Все так же шли дни в усадьбе. Так же стояли над прудом батрацкие дети, с восхищением глядя на жирных карпов. Так же стремглав пробегали они мимо господского дома, пытаясь разглядеть что-нибудь внутри. Так же разевали рты от изумления, увидев мельком в господском саду крупные красные яблоки или укутанные ватой золотые груши, большие, как дыни.

Все так же стоял костел, только почернела жесть на крыше, когда-то новая и сверкающая. Все так же — помещичьим, господским, ксендзовским было все кругом. Не мужицким. Помещичья, господская, ксендзовская была эта родина. Не мужицкая, как обещали. Как писали в манифесте, как печатали в газетах, как запечатлелось в сердце.

Стоила мужицкая кровь той навозной жижи, которой поливали огород весной. Росло на ней, зеленело, румянилось разное. Поднималось, брало из нее корм и соки. Но навоз всегда оставался навозом, навоза и стоил.

Кшисяку вспомнились разговоры о том, как все будет.

Говорить можно все. Язык без костей.

Но вот теперь можно увидеть своими глазами.

И Кшисяк смотрел. Зорко смотрел. И видел — ничто не изменилось. Все та же была мужицкая доля.

На дороге из господского дома что-то зачернелось. Шли барышня и ксендз.

Как она тогда ехала верхом, вся сверкающая, золотистая и черная! Теперь седина осыпала ее голову, а тонкие черты заострились в сердитый птичий клюв. И одета она была во все черное, как когда-то мать.

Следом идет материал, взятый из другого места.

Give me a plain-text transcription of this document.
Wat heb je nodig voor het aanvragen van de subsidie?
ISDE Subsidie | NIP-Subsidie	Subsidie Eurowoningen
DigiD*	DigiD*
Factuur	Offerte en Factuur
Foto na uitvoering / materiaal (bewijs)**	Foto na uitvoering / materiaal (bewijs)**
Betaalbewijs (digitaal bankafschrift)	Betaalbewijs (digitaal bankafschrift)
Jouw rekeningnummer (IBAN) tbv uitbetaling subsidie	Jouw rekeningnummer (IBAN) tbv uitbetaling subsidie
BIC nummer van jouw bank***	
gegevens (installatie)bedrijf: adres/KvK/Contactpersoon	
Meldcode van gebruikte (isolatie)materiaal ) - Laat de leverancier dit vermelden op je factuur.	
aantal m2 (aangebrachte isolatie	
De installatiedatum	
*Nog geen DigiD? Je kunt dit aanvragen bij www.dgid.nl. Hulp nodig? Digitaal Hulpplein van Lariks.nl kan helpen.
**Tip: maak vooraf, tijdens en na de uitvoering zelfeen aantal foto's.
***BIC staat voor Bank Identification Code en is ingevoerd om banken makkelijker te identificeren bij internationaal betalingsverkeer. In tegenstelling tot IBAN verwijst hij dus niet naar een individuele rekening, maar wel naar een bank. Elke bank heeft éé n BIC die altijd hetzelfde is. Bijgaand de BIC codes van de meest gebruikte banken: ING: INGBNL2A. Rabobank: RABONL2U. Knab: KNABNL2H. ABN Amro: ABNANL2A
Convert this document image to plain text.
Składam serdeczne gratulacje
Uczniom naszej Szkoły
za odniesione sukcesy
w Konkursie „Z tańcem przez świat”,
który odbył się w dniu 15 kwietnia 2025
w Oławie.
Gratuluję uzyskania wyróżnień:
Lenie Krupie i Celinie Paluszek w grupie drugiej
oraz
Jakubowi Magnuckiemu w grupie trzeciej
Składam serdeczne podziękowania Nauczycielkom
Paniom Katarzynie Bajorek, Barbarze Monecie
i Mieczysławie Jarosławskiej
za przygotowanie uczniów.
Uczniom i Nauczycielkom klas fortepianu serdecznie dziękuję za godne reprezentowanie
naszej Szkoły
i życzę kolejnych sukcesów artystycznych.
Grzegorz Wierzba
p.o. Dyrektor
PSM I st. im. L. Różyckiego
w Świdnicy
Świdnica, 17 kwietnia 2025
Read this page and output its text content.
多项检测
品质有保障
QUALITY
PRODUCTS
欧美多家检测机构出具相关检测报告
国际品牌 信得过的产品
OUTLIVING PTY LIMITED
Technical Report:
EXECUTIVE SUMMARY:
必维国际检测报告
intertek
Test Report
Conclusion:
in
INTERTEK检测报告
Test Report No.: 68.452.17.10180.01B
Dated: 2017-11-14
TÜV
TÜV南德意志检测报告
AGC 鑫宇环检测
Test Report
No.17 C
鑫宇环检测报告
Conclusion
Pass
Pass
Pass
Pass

И все же до сих пор никто не называл ее помещицей, а все говорили — барышня. Так уж это за ней осталось и останется до конца ее дней, пока и она в свою очередь не отправится под серый камень родового склепа, под изваянных из камня ангелов.

Ксендз семенил возле нее, кругленький, с красным лицом. Он что-то говорил ей, широко разводя руками. Ему трудно было поспевать, потому что барышня по своему обыкновению шла быстро. Ксендз отирал большим платком пот с лица и мелкими шажками торопливо догонял ее.

Они спускались к пруду. И вдруг как-то оба сразу, барышня и ксендз, взглянули на пашущих. Они были совсем близко. Так что Кшисяк словно глянул барышне прямо в лицо.

Привычным, с детства заученным движением рука мужика дернулась к шапке. Хоть барышня, может, даже и не видела его — она ведь издавна привыкла смотреть сквозь людей, как сквозь воздух.

Но в этот момент Павел хлестнул лошадь, и она резко рванула вперед. Лемех выскочил из земли. Кшисяк так поспешно ухватился за чапыги, что шапка свалилась у него с головы. Он крепко вонзил лезвие в черную грязь. Павел еще раз ударил лошадь.

Они пахали ожесточенно, торопливо.

А те двое спустились к пруду. Теперь они стояли у мостков и о чем-то разговаривали, глядя в воду.

— Знаешь, Павел, лет тридцать с лишком назад я как-то пахал здесь, а барышня, молоденькая такая, проехала верхом!

— Ну и что с того? — неприязненно, со злобой в голосе буркнул паренек.

Кшисяк не ответил. Он крепче налег на чапыги, земля здесь была жестче.

Но он уже знал, что′ изменилось, когда взглянул в горящие гневом, полные ненависти глаза подрастающего сына.